Since 1985, the Financial Administration Act has been amended 58, yes 58 times, which means an average of once every two months. I understand very well that the aim of the changes over the years was to keep in tune with and to adjust to the so-called changing environment. But 58 times? Think of all the time wasted.
People then wonder why Quebec wants to become sovereign. What choice is there when Quebecers see their federal government being inconsistent to the point of wanting to amend legislation every two months.
Would it not be smarter to take the more flexible approach, proposed in 1991 by the auditor general in his annual report, of incorporating into the legislation the legislator's undertakings? It would also be a good idea to see, after analysis, how best to provide for accountability and a level of control in each corporation, in keeping with its particular mandate and mission.
It would be much wiser, indeed, to make these corporations accountable by giving them more responsibility instead, I repeat, instead of controlling them as the bill proposes.
It is important to give officials in crown corporations more responsibility in all areas. Why?
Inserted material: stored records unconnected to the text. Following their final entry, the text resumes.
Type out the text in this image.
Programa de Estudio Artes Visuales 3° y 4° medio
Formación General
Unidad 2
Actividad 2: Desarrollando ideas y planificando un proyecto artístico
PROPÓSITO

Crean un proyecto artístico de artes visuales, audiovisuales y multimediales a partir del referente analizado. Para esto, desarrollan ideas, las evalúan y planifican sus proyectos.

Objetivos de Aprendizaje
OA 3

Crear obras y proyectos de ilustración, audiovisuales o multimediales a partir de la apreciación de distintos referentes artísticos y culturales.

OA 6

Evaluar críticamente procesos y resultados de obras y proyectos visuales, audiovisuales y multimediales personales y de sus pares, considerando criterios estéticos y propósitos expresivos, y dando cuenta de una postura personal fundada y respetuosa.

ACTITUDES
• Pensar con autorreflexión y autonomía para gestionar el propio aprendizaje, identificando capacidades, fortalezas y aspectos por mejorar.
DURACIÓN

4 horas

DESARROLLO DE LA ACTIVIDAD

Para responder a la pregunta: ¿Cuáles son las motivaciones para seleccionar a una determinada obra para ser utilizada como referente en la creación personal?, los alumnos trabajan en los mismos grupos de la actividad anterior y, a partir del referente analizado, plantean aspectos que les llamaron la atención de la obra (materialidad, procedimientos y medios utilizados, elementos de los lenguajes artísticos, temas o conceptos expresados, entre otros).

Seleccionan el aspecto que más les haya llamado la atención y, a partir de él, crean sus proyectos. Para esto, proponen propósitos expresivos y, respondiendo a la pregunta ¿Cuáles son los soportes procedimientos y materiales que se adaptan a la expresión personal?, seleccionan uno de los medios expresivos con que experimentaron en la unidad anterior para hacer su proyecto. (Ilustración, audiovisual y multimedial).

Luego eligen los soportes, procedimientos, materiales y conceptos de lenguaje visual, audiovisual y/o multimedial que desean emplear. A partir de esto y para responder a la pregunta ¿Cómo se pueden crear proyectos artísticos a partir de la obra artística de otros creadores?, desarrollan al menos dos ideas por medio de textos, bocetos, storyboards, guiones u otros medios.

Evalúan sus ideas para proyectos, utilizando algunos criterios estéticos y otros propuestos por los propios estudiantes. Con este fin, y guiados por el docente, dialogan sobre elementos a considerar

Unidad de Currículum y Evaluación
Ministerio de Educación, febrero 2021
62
To make them accountable to Parliament and thus enable us to more fairly and better evaluate their individual performances.
This bill accords the same status to all crown corporations, which should not be the case. This bill also gives the minister the power to meddle in the policies of crown corporations that have a cultural mandate, when they should have more discretionary authority in their respective areas.
The comments of the auditor general can help us significantly on this. I therefore say simply that, with regard to staffing, these crown corporations will no longer be able, once the bill is adopted, to recruit employees with training in the disciplines they require. I do not understand why the government, which cut 45,000 jobs in the public service in its latest budget, is trying to
prevent crown corporations from obtaining qualified people from outside the public service.
I repeat; this bill is not needed, and we will of course be voting against it.